4. Define the sentiment_analysis() function

The sentiment analysis method will calculate the sentiment analysis score. Preprocessing the text as you did in the notebook is necessary for the model to work correctly. The code snippet below returns the rounded result of the prediction.

def sentiment_analysis(input):
    user_sequences = tokenizer.texts_to_sequences([input])
    user_sequences_matrix = sequence.pad_sequences(user_sequences, maxlen=1225)
    prediction = model.predict(user_sequences_matrix)
    return round(float(prediction[0][0]),2)

5. Call the sentiment_analysis() function

Call the sentiment_analysis() function to calculate the sentiment analysis score with the user input. Add the result to the sentiment dictionary where you are already storing the VADER results.

sentiment = analyzer.polarity_scores(text) # VADER results
# create a new key in the dictionary to store the custom model sentiment analysis results
sentiment["custom model positive"] = sentiment_analysis(text)

Note: If you encounter errors while loading an H5 file into your application, it could indicate that the file got corrupted during the upload process or when it was generated. If you encounter an error of this nature, it is recommended that you generate a new H5 file. The simplest solution is to re-upload the H5 file, as this often resolves file corruption issues. By creating a fresh file, you can ensure the integrity of your data and minimize potential errors during file loading.
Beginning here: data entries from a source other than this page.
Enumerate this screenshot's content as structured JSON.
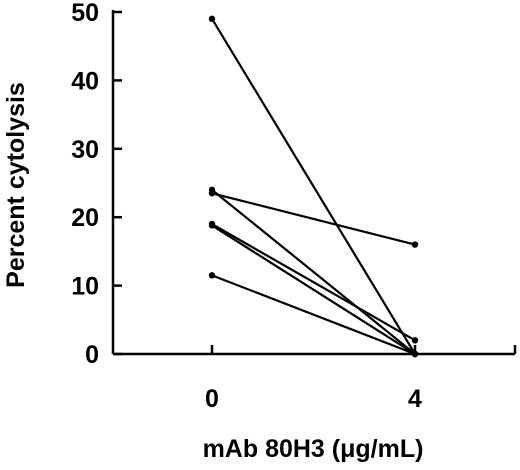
{
  "chart_data": {
    "type": "line",
    "title": "",
    "xlabel": "mAb 80H3 (μg/mL)",
    "ylabel": "Percent cytolysis",
    "x_categories": [
      "0",
      "4"
    ],
    "ylim": [
      0,
      50
    ],
    "yticks": [
      "0",
      "10",
      "20",
      "30",
      "40",
      "50"
    ],
    "grid": false,
    "legend": "none",
    "series": [
      {
        "values": [
          49,
          0
        ]
      },
      {
        "values": [
          24,
          0
        ]
      },
      {
        "values": [
          23.5,
          16
        ]
      },
      {
        "values": [
          19,
          2
        ]
      },
      {
        "values": [
          18.8,
          0
        ]
      },
      {
        "values": [
          11.5,
          0
        ]
      }
    ]
  }
}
6. Update form.html to include your custom model's result

Display the result in form.html:

{{ sentiment['custom model positive'] }}

Acceptance Criteria

  1. Your custom sentiment analysis model is used in the app.
  2. The model's prediction is displayed in the app.

US-05 Improve the UI

The user interface design is completely up to you. Feel free to use ChatGPT or another AI assistant to build the UI.

Here are some examples of what your app may look like:

Example 1:

user interface 2

Example 2:

user interface

Tip: If you want to integrate plotly charts (as shown in the Example 2 screenshot), feel free to adapt this code in your app.

Aceptance Criteria

  1. The app displays the results of the sentiment analysis prediction.
  2. An original UI design is used in the app.

US-06 Deployment

You made it! You finished the first version of your app. Now, it's time to deploy that app so that it can be tested by your clients.
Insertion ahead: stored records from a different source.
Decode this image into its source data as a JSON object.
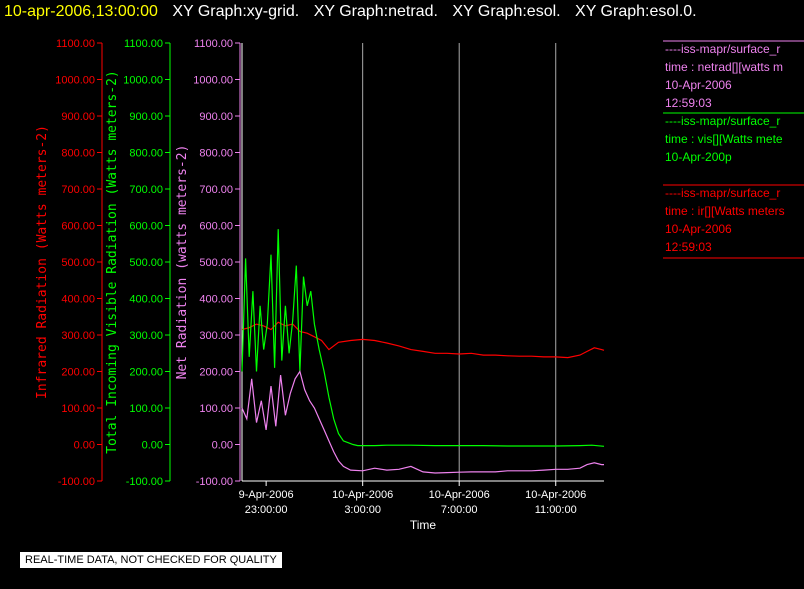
{
  "header": {
    "timestamp": "10-apr-2006,13:00:00",
    "titles": [
      "XY Graph:xy-grid.",
      "XY Graph:netrad.",
      "XY Graph:esol.",
      "XY Graph:esol.0."
    ]
  },
  "disclaimer": "REAL-TIME DATA, NOT CHECKED FOR QUALITY",
  "legend": [
    {
      "lines": [
        "----iss-mapr/surface_r",
        "time : netrad[][watts m",
        "10-Apr-2006",
        "12:59:03"
      ],
      "color": "#ee82ee"
    },
    {
      "lines": [
        "----iss-mapr/surface_r",
        "time : vis[][Watts mete",
        "10-Apr-200p"
      ],
      "color": "#00ff00"
    },
    {
      "lines": [
        "----iss-mapr/surface_r",
        "time : ir[][Watts meters",
        "10-Apr-2006",
        "12:59:03"
      ],
      "color": "#ff0000"
    }
  ],
  "chart_data": {
    "type": "line",
    "xlabel": "Time",
    "x_ticks": [
      {
        "x": 23,
        "l1": "9-Apr-2006",
        "l2": "23:00:00"
      },
      {
        "x": 27,
        "l1": "10-Apr-2006",
        "l2": "3:00:00"
      },
      {
        "x": 31,
        "l1": "10-Apr-2006",
        "l2": "7:00:00"
      },
      {
        "x": 35,
        "l1": "10-Apr-2006",
        "l2": "11:00:00"
      }
    ],
    "x_unit": "hours since 9-Apr-2006 00:00",
    "xlim": [
      22,
      37
    ],
    "grid_x": [
      27,
      31,
      35
    ],
    "y_axes": [
      {
        "label": "Infrared Radiation (Watts meters-2)",
        "color": "#ff0000",
        "ylim": [
          -100,
          1100
        ],
        "ticks": [
          "-100.00",
          "0.00",
          "100.00",
          "200.00",
          "300.00",
          "400.00",
          "500.00",
          "600.00",
          "700.00",
          "800.00",
          "900.00",
          "1000.00",
          "1100.00"
        ]
      },
      {
        "label": "Total Incoming Visible Radiation (Watts meters-2)",
        "color": "#00ff00",
        "ylim": [
          -100,
          1100
        ],
        "ticks": [
          "-100.00",
          "0.00",
          "100.00",
          "200.00",
          "300.00",
          "400.00",
          "500.00",
          "600.00",
          "700.00",
          "800.00",
          "900.00",
          "1000.00",
          "1100.00"
        ]
      },
      {
        "label": "Net Radiation (watts meters-2)",
        "color": "#ee82ee",
        "ylim": [
          -100,
          1100
        ],
        "ticks": [
          "-100.00",
          "0.00",
          "100.00",
          "200.00",
          "300.00",
          "400.00",
          "500.00",
          "600.00",
          "700.00",
          "800.00",
          "900.00",
          "1000.00",
          "1100.00"
        ]
      }
    ],
    "series": [
      {
        "name": "ir",
        "color": "#ff0000",
        "x": [
          22.0,
          22.3,
          22.6,
          22.9,
          23.2,
          23.5,
          23.8,
          24.1,
          24.4,
          24.7,
          25.0,
          25.3,
          25.6,
          26.0,
          26.5,
          27.0,
          27.5,
          28.0,
          28.5,
          29.0,
          29.5,
          30.0,
          30.5,
          31.0,
          31.5,
          32.0,
          32.5,
          33.0,
          33.5,
          34.0,
          34.5,
          35.0,
          35.5,
          36.0,
          36.3,
          36.6,
          36.9,
          37.0
        ],
        "y": [
          315,
          320,
          330,
          325,
          315,
          335,
          325,
          330,
          310,
          305,
          295,
          285,
          260,
          280,
          285,
          288,
          285,
          278,
          270,
          260,
          255,
          250,
          250,
          248,
          250,
          245,
          245,
          243,
          242,
          242,
          240,
          240,
          238,
          245,
          255,
          265,
          260,
          258
        ]
      },
      {
        "name": "vis",
        "color": "#00ff00",
        "x": [
          22.0,
          22.15,
          22.3,
          22.45,
          22.6,
          22.75,
          22.9,
          23.05,
          23.2,
          23.35,
          23.5,
          23.65,
          23.8,
          23.95,
          24.1,
          24.25,
          24.4,
          24.55,
          24.7,
          24.85,
          25.0,
          25.2,
          25.4,
          25.6,
          25.8,
          26.0,
          26.2,
          26.4,
          26.6,
          26.8,
          27.0,
          27.5,
          28.0,
          29.0,
          30.0,
          31.0,
          32.0,
          33.0,
          34.0,
          35.0,
          36.0,
          36.5,
          37.0
        ],
        "y": [
          200,
          510,
          240,
          420,
          200,
          380,
          260,
          330,
          520,
          210,
          590,
          230,
          380,
          250,
          340,
          490,
          200,
          460,
          380,
          420,
          330,
          260,
          200,
          130,
          70,
          30,
          10,
          5,
          0,
          -3,
          -3,
          -3,
          -2,
          -2,
          -3,
          -3,
          -3,
          -4,
          -4,
          -4,
          -3,
          -2,
          -5
        ]
      },
      {
        "name": "netrad",
        "color": "#ee82ee",
        "x": [
          22.0,
          22.2,
          22.4,
          22.6,
          22.8,
          23.0,
          23.2,
          23.4,
          23.6,
          23.8,
          24.0,
          24.2,
          24.4,
          24.6,
          24.8,
          25.0,
          25.2,
          25.4,
          25.6,
          25.8,
          26.0,
          26.2,
          26.5,
          27.0,
          27.5,
          28.0,
          28.5,
          29.0,
          29.5,
          30.0,
          30.5,
          31.0,
          31.5,
          32.0,
          32.5,
          33.0,
          33.5,
          34.0,
          34.5,
          35.0,
          35.5,
          36.0,
          36.3,
          36.6,
          36.9,
          37.0
        ],
        "y": [
          100,
          70,
          180,
          60,
          120,
          40,
          160,
          50,
          190,
          80,
          140,
          180,
          200,
          150,
          120,
          100,
          70,
          40,
          10,
          -20,
          -45,
          -60,
          -70,
          -72,
          -65,
          -70,
          -68,
          -60,
          -75,
          -78,
          -77,
          -76,
          -75,
          -75,
          -75,
          -72,
          -72,
          -72,
          -70,
          -68,
          -68,
          -65,
          -55,
          -50,
          -55,
          -55
        ]
      }
    ]
  }
}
1. Deploy your app on Render

Deploy the app on Render so that it becomes part of your portfolio. Use the following settings in Render to build and start the app:

  1. Build command: pip install --upgrade pip && pip install -r requirements.txt

  2. Start command: gunicorn app:app

build command

2. Set the PYTHON_VERSION environment variable

Render uses an older version of Python as default but this can be easily changed by setting an environment variable. Inside the Environment tab, create a new environment variable called PYTHON_VERSION and set its value to 3.10.12. This will ensure that Render uses Python version 3.10.12 (the same version that you used in your notebook) for your app. Refer to the screenshot below for a visual guide.

environment variable

Note: Render automatically spins down a free web service if it remains inactive for 15 minutes without any incoming traffic. When a request is received, Render promptly spins up the service. However, the spinning up process may take a few seconds or, in some cases, up to a couple of minutes. During this time, there might be a noticeable delay for incoming requests, resulting in brief moments of hanging or slower page loads in a browser.

Aceptance Criteria

  1. The project is deployed on Render.

Success criteria

Functionality:

  • The app displays the sentiment analysis predictions using VADER.
  • The app displays the sentiment analysis predictions using a custom sentiment analysis Keras model.
  • A model was trained using the UCI sentiment labelled sentences dataset and the notebook is included in the repository.
  • An original user interface was created for the app.

General code organization:

  • Minimal code duplication
  • Comments are used to describe the functions.

Tips

  • Follow the order of the user stories.
  • If you are stuck, take a careful look at the provided resources. If you are still stuck, ask a friend or a mentor for help.
  • Read the user stories and tests carefully.